THIRD WORLD is a Jamaican reggae band formed in 1973. Their sound is influenced by soul, funk and disco. The band started when keyboard player Michael “Ibo” Cooper and guitarist (and cellist) Stephen “Cat” Coore, who had originally played in The Alley Cats then Inner Circle, subsequently left to form their own band. The original drummer, Cornel Marshall, arrived via one of Jamaica’s most renowned groups of the sixties, Tomorrow’s Children. The lineup for their first album as Third World also included a singer named “Prilly” and percussionist Irving “Carrot” Jarrett. The album included a cover of Satta Massagana, originally performed by The Abyssinians, which became a local hit.
Their second album, 96 Degrees in the Shade (1977), had several local hits and featured the band’s classic lineup. “Prilly” was replaced by the distinctive vocalist “Bunny Rugs” Clarke and an all-new rhythm section: Ritchie Daley on bass and former Inner Circle drummer Willie Stewart, who had defected to join the new band. Notable among its eight tracks were 1865 (96° in the Shade), Rhythm of Life and the album’s only cover, Dreamland, as recorded by Bunny Wailer. (This song, however, was not written by Wailer, other than the slight lyric and name change. It was in fact written and originally recorded as My Dream Island, by the American R&B band, El Tempos in 1961.)
Third World’s greatest success came in the late 1970s and early 1980s, peaking with their cover version of The O’Jays’ Now That We Found Love, a hit single on both sides of the Atlantic in 1979. This song brought them to the attention of Stevie Wonder, who worked with them and wrote, along with Melody A McCully, their hit Try Jah Love. They were also guests during the third season of SCTV.

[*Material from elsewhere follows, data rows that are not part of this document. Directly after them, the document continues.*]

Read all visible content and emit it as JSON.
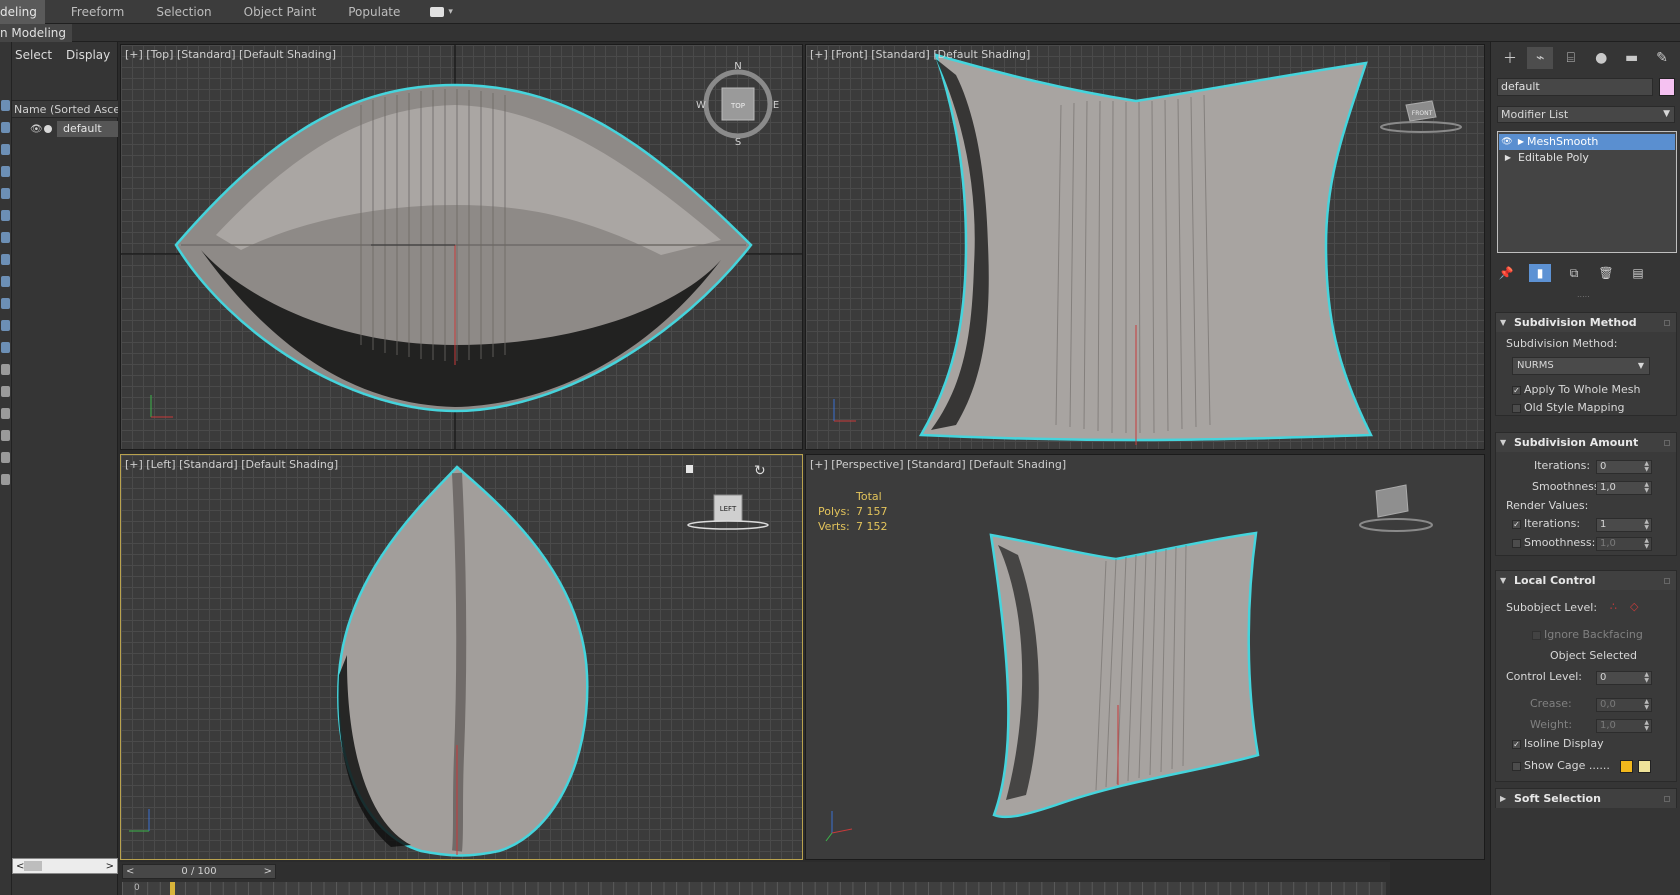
{
  "ribbon": {
    "tabs": [
      "deling",
      "Freeform",
      "Selection",
      "Object Paint",
      "Populate"
    ],
    "sub_label": "n Modeling"
  },
  "scene_explorer": {
    "tabs": [
      "Select",
      "Display"
    ],
    "column_header": "Name (Sorted Ascen",
    "items": [
      {
        "name": "default"
      }
    ]
  },
  "viewports": {
    "top": {
      "label": "[+] [Top] [Standard] [Default Shading]",
      "compass": [
        "N",
        "E",
        "S",
        "W"
      ],
      "cube_label": "TOP"
    },
    "front": {
      "label": "[+] [Front] [Standard] [Default Shading]",
      "cube_label": "FRONT"
    },
    "left": {
      "label": "[+] [Left] [Standard] [Default Shading]",
      "cube_label": "LEFT"
    },
    "perspective": {
      "label": "[+] [Perspective] [Standard] [Default Shading]",
      "stats_header": "Total",
      "stats": [
        {
          "key": "Polys:",
          "value": "7 157"
        },
        {
          "key": "Verts:",
          "value": "7 152"
        }
      ]
    }
  },
  "timeline": {
    "frame": "0 / 100",
    "prev": "<",
    "next": ">",
    "track_start": "0"
  },
  "command_panel": {
    "object_name": "default",
    "object_color": "#f5c1f1",
    "modifier_list_label": "Modifier List",
    "stack": [
      {
        "name": "MeshSmooth",
        "selected": true
      },
      {
        "name": "Editable Poly",
        "selected": false
      }
    ],
    "rollouts": {
      "subdivision_method": {
        "title": "Subdivision Method",
        "method_label": "Subdivision Method:",
        "method_value": "NURMS",
        "apply_whole_mesh": "Apply To Whole Mesh",
        "apply_whole_mesh_checked": true,
        "old_style_mapping": "Old Style Mapping",
        "old_style_mapping_checked": false
      },
      "subdivision_amount": {
        "title": "Subdivision Amount",
        "iterations_label": "Iterations:",
        "iterations_value": "0",
        "smoothness_label": "Smoothness:",
        "smoothness_value": "1,0",
        "render_values_label": "Render Values:",
        "render_iterations_label": "Iterations:",
        "render_iterations_value": "1",
        "render_iterations_checked": true,
        "render_smoothness_label": "Smoothness:",
        "render_smoothness_value": "1,0",
        "render_smoothness_checked": false
      },
      "local_control": {
        "title": "Local Control",
        "subobject_level_label": "Subobject Level:",
        "ignore_backfacing": "Ignore Backfacing",
        "object_selected": "Object Selected",
        "control_level_label": "Control Level:",
        "control_level_value": "0",
        "crease_label": "Crease:",
        "crease_value": "0,0",
        "weight_label": "Weight:",
        "weight_value": "1,0",
        "isoline_display": "Isoline Display",
        "isoline_checked": true,
        "show_cage": "Show Cage ......",
        "show_cage_checked": false,
        "cage_colors": [
          "#f2b81c",
          "#efe39a"
        ]
      },
      "soft_selection": {
        "title": "Soft Selection"
      }
    }
  },
  "colors": {
    "selection_outline": "#45d4dc",
    "stats_text": "#e2c35b",
    "active_viewport_border": "#b9a24e"
  }
}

Amid claims of artistic differences “Carrot” split from the band in the mid-1980s. The resulting five-piece band then went on to record more commercial tunes like Sense Of Purpose, Reggae Ambassador, Forbidden Love, and Shine like a Blazing Fire. Despite several more lineup changes, including the departures of Cooper and Stewart, and a decline in mainstream success, the band are still recording and performing up to the present day, including in front of a television audience at the Cricket World Cup 2007 Opening Ceremony in Kingston.